I’ve been without a cell phone for over a week now. At first it was only a little inconvenient because I was in the Bahamas and hadn’t planned on using it much. It was irritating to be without my lightweight camera, but I had anticipated carrying my SLR most of the time anyway. I couldn’t share aspects of our trip on Facebook, Instagram and Whatsapp as I would usually enjoy doing, but even that wasn’t such a stretch for me, being a lukewarm user of social media.

It wasn’t until we returned to Michigan a couple of days ago, that I truly felt like I was missing a limb without my phone. Driving to and from places my time often includes stealing moments to return phone calls, take care of business or just catch up with friends and family. It was also odd to be without text. Though I don’t use it to converse with others as some do, it is a quick form of communication on which I hadn’t quite realized my dependency.

But ultimately, it’s a feeling of being cut off. This little rectangular computer has so much weight in my life. And yet, here I sit without it – my only phone a landline, remembering that it was only 16 years ago that I even purchased my first cell phone.

And as one part of me feels the strange sensation of being isolated another part of me feels oddly liberated. For starters, my purse weighs quite a bit less, I don’t have to care if someone is trying to reach me and I cannot easily reach out to others. There is a true quiet that rarely happens because I probably only go about an hour or two at a time without checking my phone – calls, texts, emails, etc. And even if there is nothing to report on the hour, somehow the checking itself is a kind of external scan and orientation to all of that noise.

I know many of us talk about our dependency on technology and our various devices with concern. And to be fair, I’m hardly device free – I still have email and wi-fi and Facebook on a very portable laptop. Still, there’s an odd liberation in being more unplugged. I mean the clutter of people’s voices (though they’re mostly written and not spoken), thoughts and images running through our lives. We are so bombarded with messages that provoke reaction. I had thought that perhaps with more people meditating and subscribing to the notion that our inner world is as important as the outer, we are moving that way, but now I wonder if that’s actually possible in the society we’ve created.

Maybe we’ve become hyper sensitive to being wanted. In my teens and early 20’s without a mobile phone and no wi-fi or laptop, I was only connected to people via phone when I was home or at work or at a desktop computer. But there was no expectation of immediate response unless I decided to IM someone and that was a rarity.
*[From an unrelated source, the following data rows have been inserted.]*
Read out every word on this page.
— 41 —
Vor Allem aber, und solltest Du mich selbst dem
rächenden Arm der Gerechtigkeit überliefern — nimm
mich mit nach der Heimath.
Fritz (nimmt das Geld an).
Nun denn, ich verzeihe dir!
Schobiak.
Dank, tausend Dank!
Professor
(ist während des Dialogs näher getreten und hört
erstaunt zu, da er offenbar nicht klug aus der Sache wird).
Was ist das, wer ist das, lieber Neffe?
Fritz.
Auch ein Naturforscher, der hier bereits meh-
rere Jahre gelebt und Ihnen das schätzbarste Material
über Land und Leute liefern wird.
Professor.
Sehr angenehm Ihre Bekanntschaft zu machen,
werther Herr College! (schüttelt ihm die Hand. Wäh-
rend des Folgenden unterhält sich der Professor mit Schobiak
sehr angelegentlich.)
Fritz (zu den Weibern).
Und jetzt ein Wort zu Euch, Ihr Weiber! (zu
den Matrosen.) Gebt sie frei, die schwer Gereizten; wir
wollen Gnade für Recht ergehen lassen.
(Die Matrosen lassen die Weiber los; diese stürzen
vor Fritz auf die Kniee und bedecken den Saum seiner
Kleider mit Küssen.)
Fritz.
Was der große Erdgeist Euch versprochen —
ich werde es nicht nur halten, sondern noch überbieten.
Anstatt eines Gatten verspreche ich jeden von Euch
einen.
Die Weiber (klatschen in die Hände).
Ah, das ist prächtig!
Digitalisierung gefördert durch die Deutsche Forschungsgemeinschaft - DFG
I didn’t wonder if people wanted to connect with me or if they had responded to my last phone call. I knew that eventually we would connect. Now if I haven’t heard back on a text, I wonder if the recipient is ok and why they haven’t responded because that is the expectation.

I also realize that the little smart phone device enables us to live a much faster, “smaller margins” life. We can do more on the fly and we can make plans on top of our plans because we are always connected and reachable. I feel slower without my device, having to go from one thing to the next as planned because I don’t have the luxury of changing things or multi-tasking or just filling up the spaces. At the same time I have felt crippled, realizing I forgot to communicate something to the babysitter or need to let my friend know I’m running late and finding myself without the means.

While I do revere the technology that enables me to have the patched together life that I have between business, art, philanthropy and mothering, I also see a cost. I would like to say that I will treat my phone as dead once a week once I’m back up and running, but I think I know better. The truth is I’m likely to fall back into my old ways quickly. But at the very least, I have this blip that may have made a difference. It may have impacted my cellular memory just enough to pull me more towards this true silence, slow down, leave more spaces empty and feel this Buddhist singing bowl like vibration that hums quietly through my without a cell phone being.